An upright trunk has been associated with changes in distal function. When investigating adaptations in response to an added mass to the trunk during drop jumps, results revealed that subjects adapted by either landing in a position of trunk extension or trunk flexion (~ 10° difference).(17) Specifically, those subjects landing in a more upright or trunk extended position demonstrated 11% less hip angular impulses and 18% less hip energy absorption. Thus, a more upright or extended position of the trunk may place greater energy dissipation demands on the knee and ankle. Similarly, in a study of sex differences in single leg landing mechanics, it was reported that females used a more upright, higher peak vertical GRF ankle dominated strategy during landing that was theorized to put the non-contractile structures of the more proximal lower extremity joints (such as the ACL) at risk for injury as the large extensor muscles absorbed less energy.(27) These studies along with the current investigation provides further evidence that the joints of the lower extremity interact in a kinetic chain to maintain postural control during athletic tasks, suggesting a multifactorial approach is needed when attempting to determining when an individual joint may be at risk of injury.

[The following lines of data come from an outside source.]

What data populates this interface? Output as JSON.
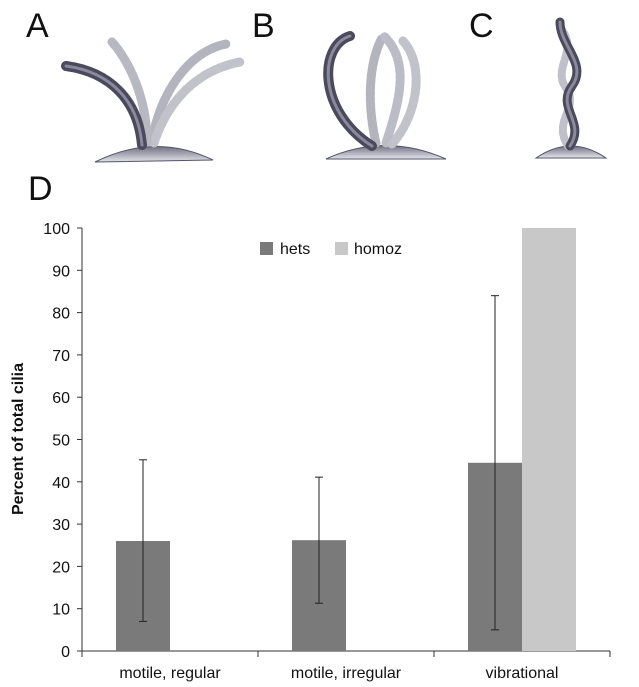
{
  "panel_labels": {
    "a": "A",
    "b": "B",
    "c": "C",
    "d": "D"
  },
  "illustration_icons": {
    "a": "cilia-spread-illustration-icon",
    "b": "cilia-arched-illustration-icon",
    "c": "cilium-helical-illustration-icon"
  },
  "chart_data": {
    "type": "bar",
    "categories": [
      "motile, regular",
      "motile, irregular",
      "vibrational"
    ],
    "series": [
      {
        "name": "hets",
        "values": [
          26,
          26.2,
          44.5
        ],
        "err_low": [
          7,
          11.3,
          5
        ],
        "err_high": [
          45.2,
          41.1,
          84
        ],
        "color": "#7a7a7a"
      },
      {
        "name": "homoz",
        "values": [
          0,
          0,
          100
        ],
        "err_low": [
          0,
          0,
          100
        ],
        "err_high": [
          0,
          0,
          100
        ],
        "color": "#c8c8c8"
      }
    ],
    "title": "",
    "xlabel": "",
    "ylabel": "Percent of total cilia",
    "ylim": [
      0,
      100
    ],
    "yticks": [
      0,
      10,
      20,
      30,
      40,
      50,
      60,
      70,
      80,
      90,
      100
    ],
    "grid": false,
    "legend_position": "top-center"
  }
}
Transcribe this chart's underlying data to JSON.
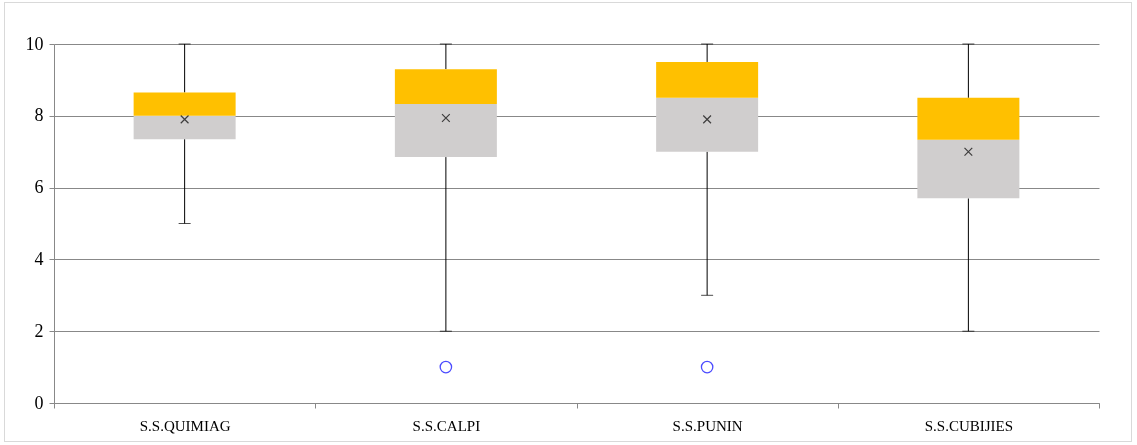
{
  "chart_data": {
    "type": "box",
    "categories": [
      "S.S.QUIMIAG",
      "S.S.CALPI",
      "S.S.PUNIN",
      "S.S.CUBIJIES"
    ],
    "boxes": [
      {
        "low": 5,
        "q1": 7.35,
        "median": 8,
        "q3": 8.65,
        "high": 10,
        "mean": 7.9
      },
      {
        "low": 2,
        "q1": 6.85,
        "median": 8.33,
        "q3": 9.3,
        "high": 10,
        "mean": 7.94,
        "outliers": [
          1
        ]
      },
      {
        "low": 3,
        "q1": 7,
        "median": 8.5,
        "q3": 9.5,
        "high": 10,
        "mean": 7.9,
        "outliers": [
          1
        ]
      },
      {
        "low": 2,
        "q1": 5.7,
        "median": 7.33,
        "q3": 8.5,
        "high": 10,
        "mean": 7
      }
    ],
    "ylim": [
      0,
      10
    ],
    "yticks": [
      0,
      2,
      4,
      6,
      8,
      10
    ],
    "grid": "y",
    "marker": "cross"
  }
}
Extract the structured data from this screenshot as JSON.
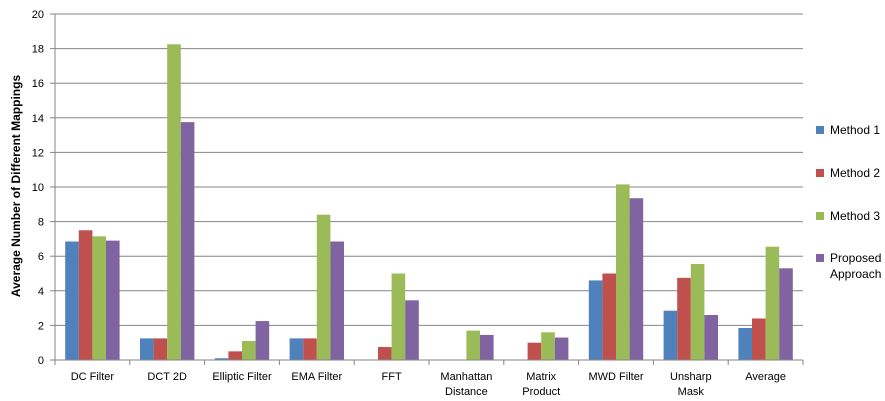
{
  "chart_data": {
    "type": "bar",
    "ylabel": "Average Number of Different Mappings",
    "xlabel": "",
    "ylim": [
      0,
      20
    ],
    "yticks": [
      0,
      2,
      4,
      6,
      8,
      10,
      12,
      14,
      16,
      18,
      20
    ],
    "grid": "horizontal",
    "legend_position": "right",
    "categories": [
      [
        "DC Filter"
      ],
      [
        "DCT 2D"
      ],
      [
        "Elliptic Filter"
      ],
      [
        "EMA Filter"
      ],
      [
        "FFT"
      ],
      [
        "Manhattan",
        "Distance"
      ],
      [
        "Matrix",
        "Product"
      ],
      [
        "MWD Filter"
      ],
      [
        "Unsharp",
        "Mask"
      ],
      [
        "Average"
      ]
    ],
    "series": [
      {
        "name": [
          "Method 1"
        ],
        "color": "#4F81BD",
        "values": [
          6.85,
          1.25,
          0.1,
          1.25,
          0,
          0,
          0,
          4.6,
          2.85,
          1.85
        ]
      },
      {
        "name": [
          "Method 2"
        ],
        "color": "#C0504D",
        "values": [
          7.5,
          1.25,
          0.5,
          1.25,
          0.75,
          0,
          1.0,
          5.0,
          4.75,
          2.4
        ]
      },
      {
        "name": [
          "Method 3"
        ],
        "color": "#9BBB59",
        "values": [
          7.15,
          18.25,
          1.1,
          8.4,
          5.0,
          1.7,
          1.6,
          10.15,
          5.55,
          6.55
        ]
      },
      {
        "name": [
          "Proposed",
          "Approach"
        ],
        "color": "#8064A2",
        "values": [
          6.9,
          13.75,
          2.25,
          6.85,
          3.45,
          1.45,
          1.3,
          9.35,
          2.6,
          5.3
        ]
      }
    ]
  }
}
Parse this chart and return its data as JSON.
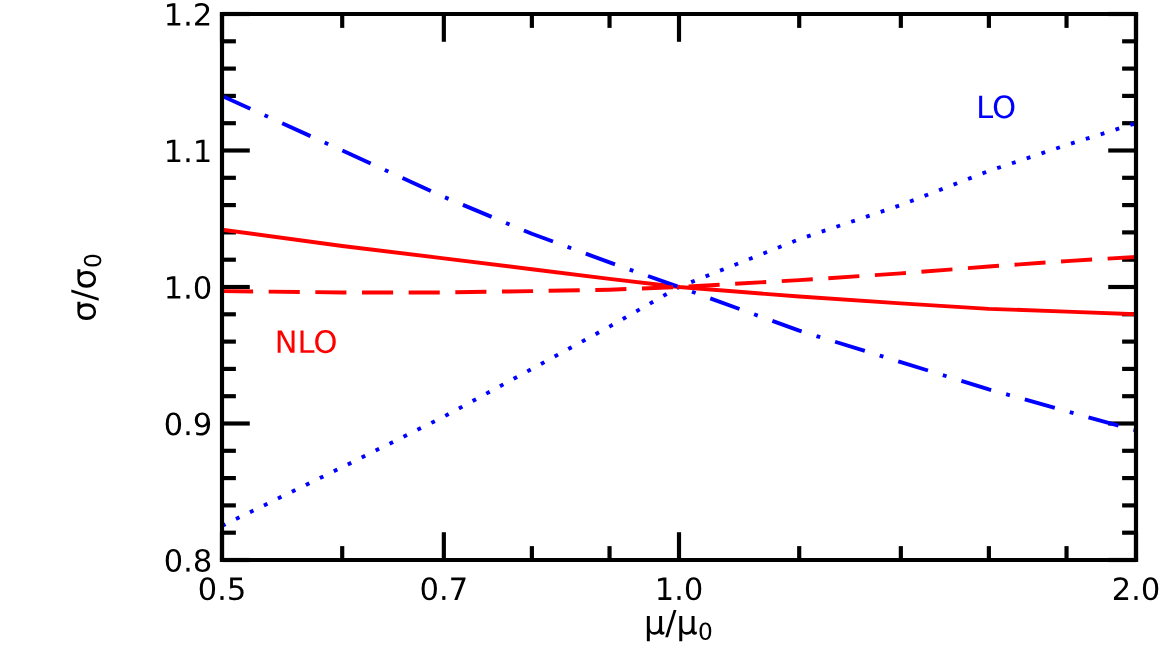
{
  "chart_data": {
    "type": "line",
    "xlabel": "μ/μ$_{0}$",
    "ylabel": "σ/σ$_{0}$",
    "log": "x",
    "xlim": [
      0.5,
      2.0
    ],
    "ylim": [
      0.8,
      1.2
    ],
    "xticks": [
      0.5,
      {
        "value": 0.6,
        "label": null
      },
      0.7,
      {
        "value": 0.8,
        "label": null
      },
      {
        "value": 0.9,
        "label": null
      },
      {
        "value": 1.0,
        "label": "1.0"
      },
      {
        "value": 1.2,
        "label": null
      },
      {
        "value": 1.4,
        "label": null
      },
      {
        "value": 1.6,
        "label": null
      },
      {
        "value": 1.8,
        "label": null
      },
      {
        "value": 2.0,
        "label": "2.0"
      }
    ],
    "yticks": [
      0.8,
      {
        "value": 0.82,
        "label": null
      },
      {
        "value": 0.84,
        "label": null
      },
      {
        "value": 0.86,
        "label": null
      },
      {
        "value": 0.88,
        "label": null
      },
      0.9,
      {
        "value": 0.92,
        "label": null
      },
      {
        "value": 0.94,
        "label": null
      },
      {
        "value": 0.96,
        "label": null
      },
      {
        "value": 0.98,
        "label": null
      },
      {
        "value": 1.0,
        "label": "1.0"
      },
      {
        "value": 1.02,
        "label": null
      },
      {
        "value": 1.04,
        "label": null
      },
      {
        "value": 1.06,
        "label": null
      },
      {
        "value": 1.08,
        "label": null
      },
      1.1,
      {
        "value": 1.12,
        "label": null
      },
      {
        "value": 1.14,
        "label": null
      },
      {
        "value": 1.16,
        "label": null
      },
      {
        "value": 1.18,
        "label": null
      },
      1.2
    ],
    "grid": false,
    "legend": false,
    "annotations": [
      "LO",
      "NLO"
    ],
    "series": [
      {
        "color": "#0000ff",
        "line_style": "dotted",
        "x": [
          0.5,
          0.6,
          0.7,
          0.8,
          0.9,
          1.0,
          1.2,
          1.4,
          1.6,
          1.8,
          2.0
        ],
        "values": [
          0.825,
          0.868,
          0.905,
          0.94,
          0.971,
          1.0,
          1.035,
          1.06,
          1.085,
          1.104,
          1.12
        ]
      },
      {
        "color": "#ff0000",
        "line_style": "solid",
        "x": [
          0.5,
          0.6,
          0.7,
          0.8,
          0.9,
          1.0,
          1.2,
          1.4,
          1.6,
          1.8,
          2.0
        ],
        "values": [
          1.042,
          1.03,
          1.021,
          1.013,
          1.006,
          1.0,
          0.993,
          0.988,
          0.984,
          0.982,
          0.98
        ]
      },
      {
        "color": "#0000ff",
        "line_style": "dashdot",
        "x": [
          0.5,
          0.6,
          0.7,
          0.8,
          0.9,
          1.0,
          1.2,
          1.4,
          1.6,
          1.8,
          2.0
        ],
        "values": [
          1.14,
          1.1,
          1.066,
          1.039,
          1.018,
          1.0,
          0.968,
          0.945,
          0.925,
          0.909,
          0.895
        ]
      },
      {
        "color": "#ff0000",
        "line_style": "dashed",
        "x": [
          0.5,
          0.6,
          0.7,
          0.8,
          0.9,
          1.0,
          1.2,
          1.4,
          1.6,
          1.8,
          2.0
        ],
        "values": [
          0.997,
          0.996,
          0.996,
          0.997,
          0.998,
          1.0,
          1.005,
          1.01,
          1.015,
          1.019,
          1.022
        ]
      }
    ]
  }
}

In summary, our findings suggest that individual differences in thigh muscle strength explained some of the variance in quadriceps and hamstring activation levels as measured with sEMG during a functional task. However, even when accounting for strength differences, we did not support the long held theory that greater quadriceps activation in females contributes to lower hip and knee flexion angles or greater peak knee extensor moments. While post landing quadriceps activation was a small but significant contribution to the prediction model for knee ASF, the observed predictors for both KEM and ASF indicate that multiple factors determine movement patterns that result in potentially adverse knee forces. When considering current risk factor screening and prevention strategies, these findings would suggest that 1) more focus should be placed on positional / postural differences of the trunk, hip and knee during landing for their potential to increase sagittal plane knee joint loads contributing to ACL strain, and 2) evidence of greater quadriceps activation amplitude in females may simply reflect the presence of muscle weakness rather than increased knee extensor forces, and therefore strategies to improve overall thigh muscle strength (i.e. both quadriceps and hamstrings) should be considered.
This study was funded by NIH-NIAMS #R01 AR053172. The results of this study do not constitute endorsement by the ACSM.